-Re: Hive Hbase 0.94 ClassNotFoundException com.google.protobuf.Message
Jean-Daniel Cryans 2012-10-25, 15:45
On Thu, Oct 25, 2012 at 8:31 AM, Nick maillard
<[EMAIL PROTECTED]> wrote:
> Hi jean-Daniel
> Ok I'll sent it in the env thanks for the advice.
> Are their other libs I might need to add?
The usual client libs... doesn't seem like we documented them
anywhere... it's pretty much what you have in now.
> Could just tell hive to use it's lib directory or hbase's lib directory in it's
> classpath in some way?
That's a question for the hive ML.
> I could just set it in the bashrc but that's not very elegant.
I really meant that you should use HIVE_AUX_JARS_PATH in hive-env.sh
> Another thing I am testing my 3 machine hadoop cluster.
> I have queried 'select * from myTestTable' which has 1719428 entries.
> The 7 map tasks and 1 reducer took almost 5 minutes to compute, I am right to
> think it is a little slow?
You have a 1-2 minutes overhead in there because you are using
MapReduce, then usually one should set hbase.client.scanner.caching to
a better value than 1. It's client-side so hive needs to have it.

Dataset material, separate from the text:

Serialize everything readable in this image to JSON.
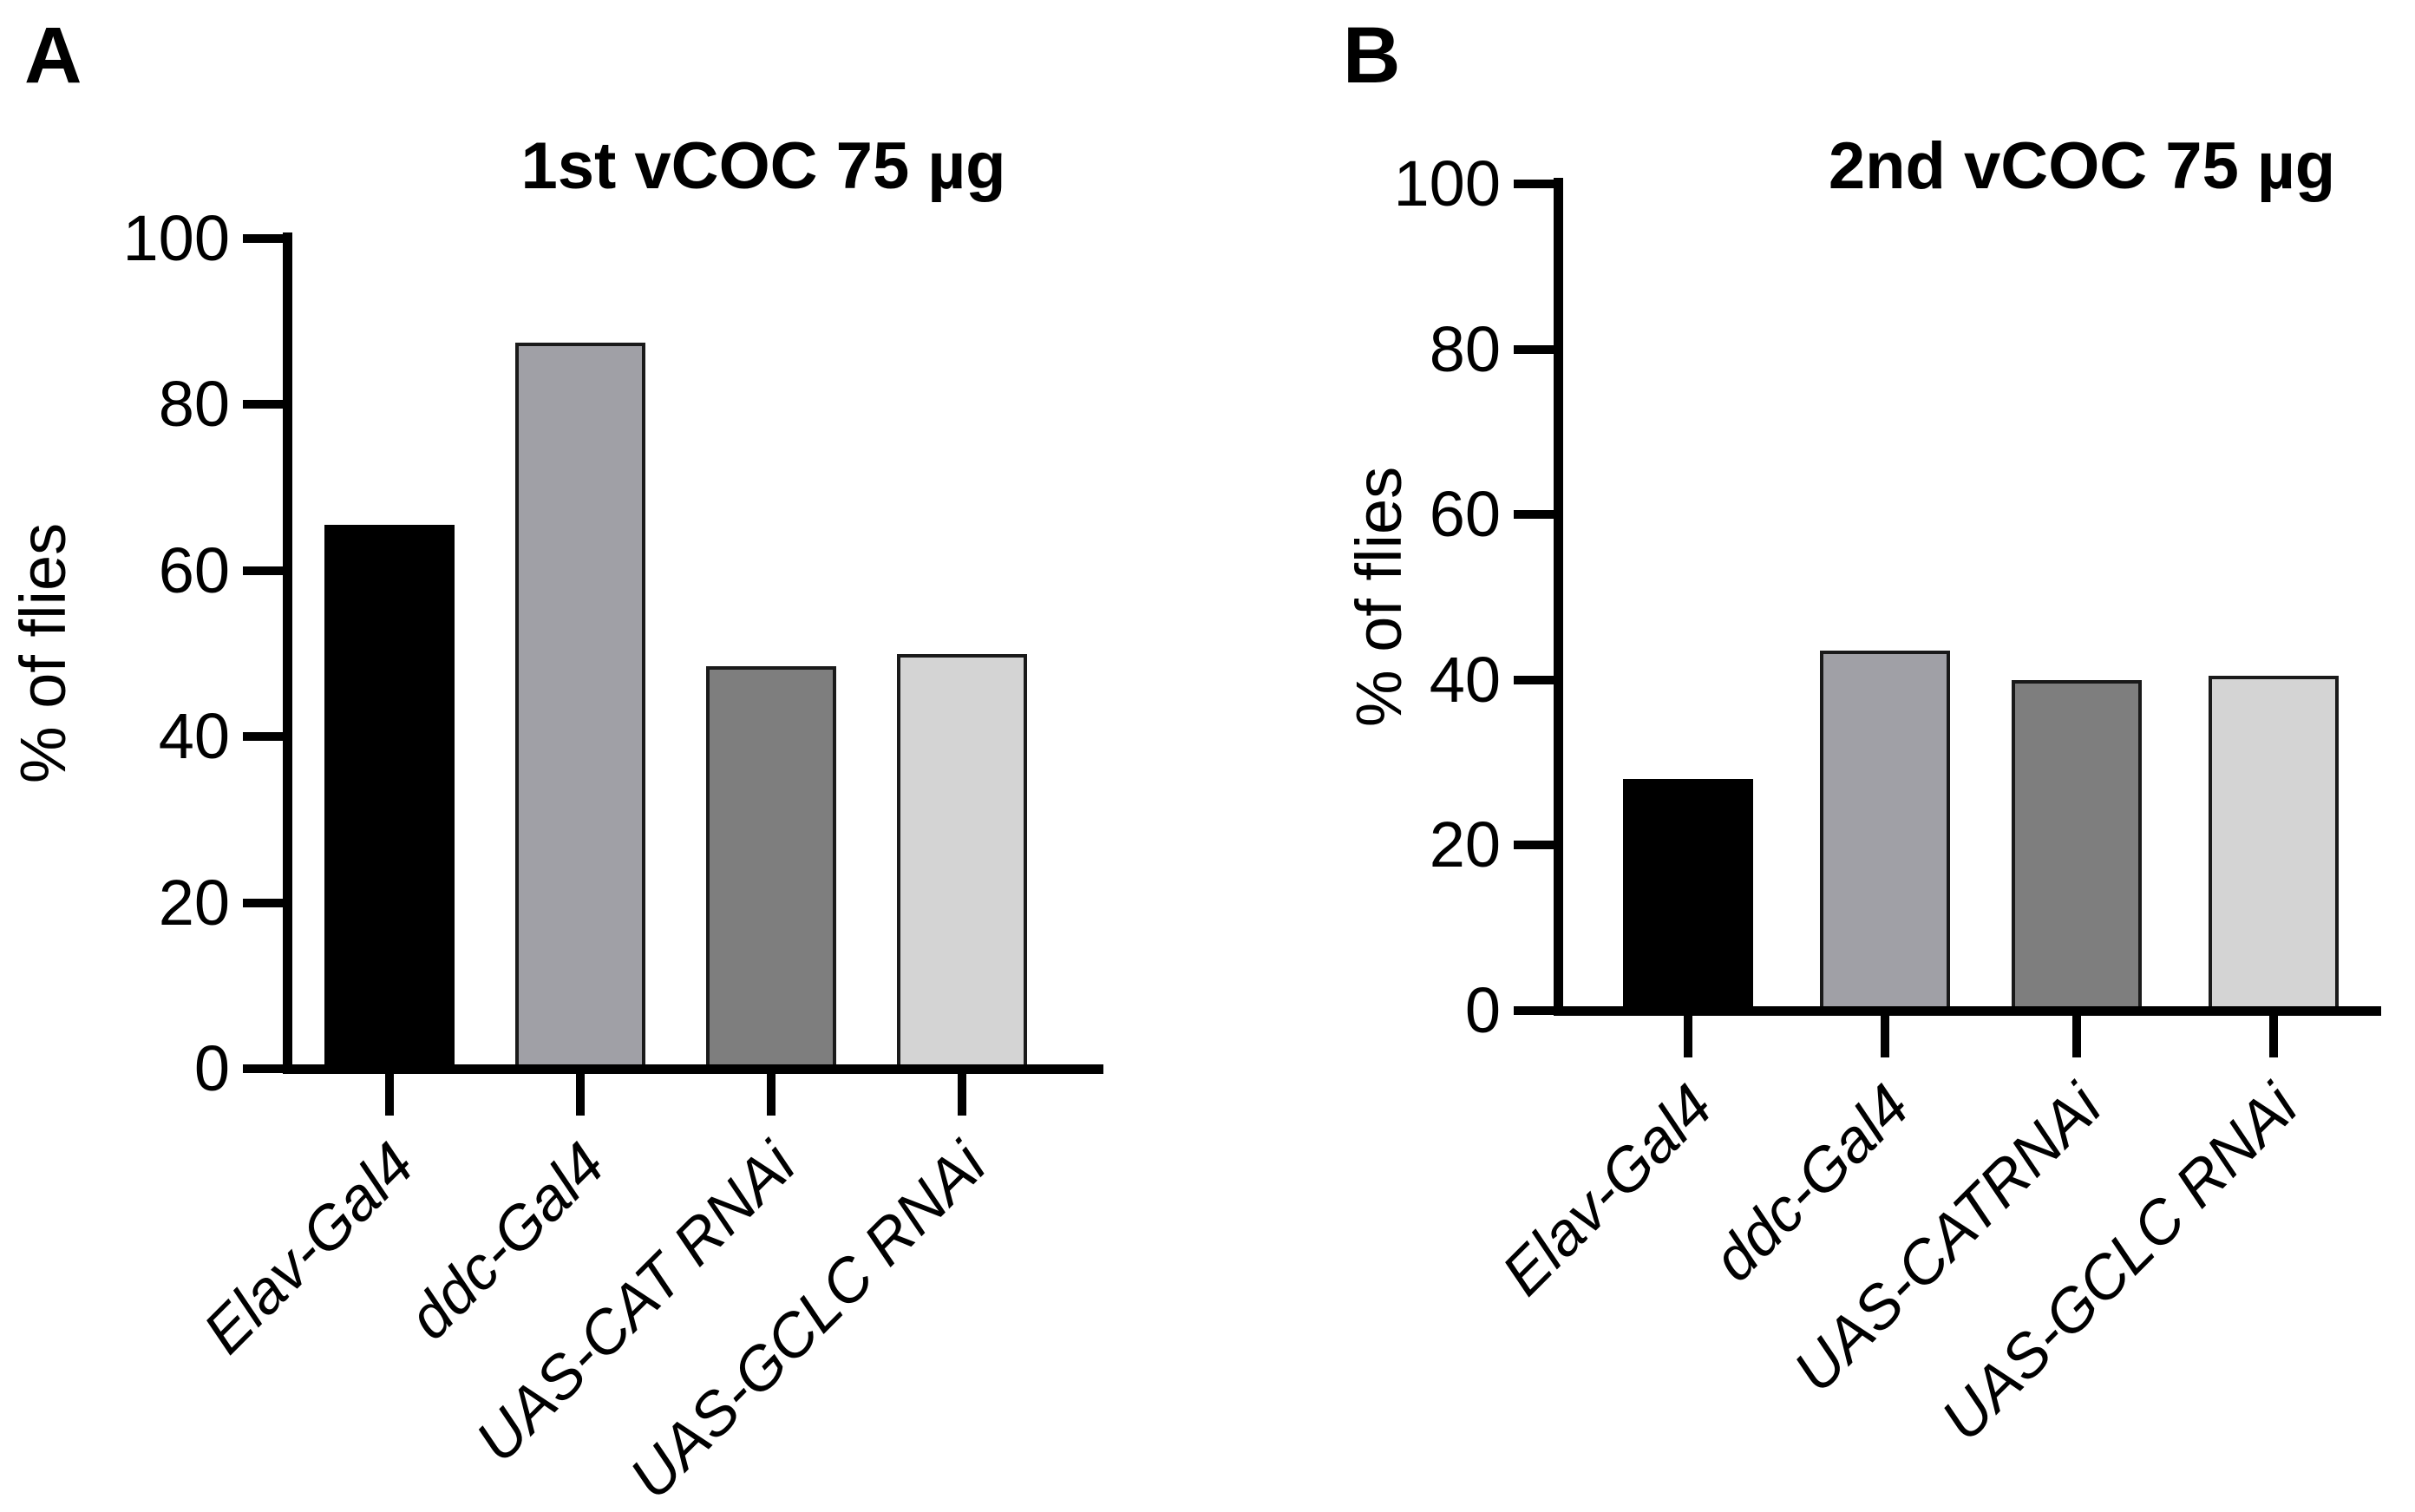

But
everything will seem slow when using MR on such a small dataset, a
single client running a scan would be faster in this case.
> How could I make this go faster, more map tasks, more nodes?
Is select count(*) really the use case you want to optimize? Have you
read this? http://hbase.apache.org/book.html#performance
> True I would never scan a whole table usually but I could easily have queries
> that MR over a set of this size.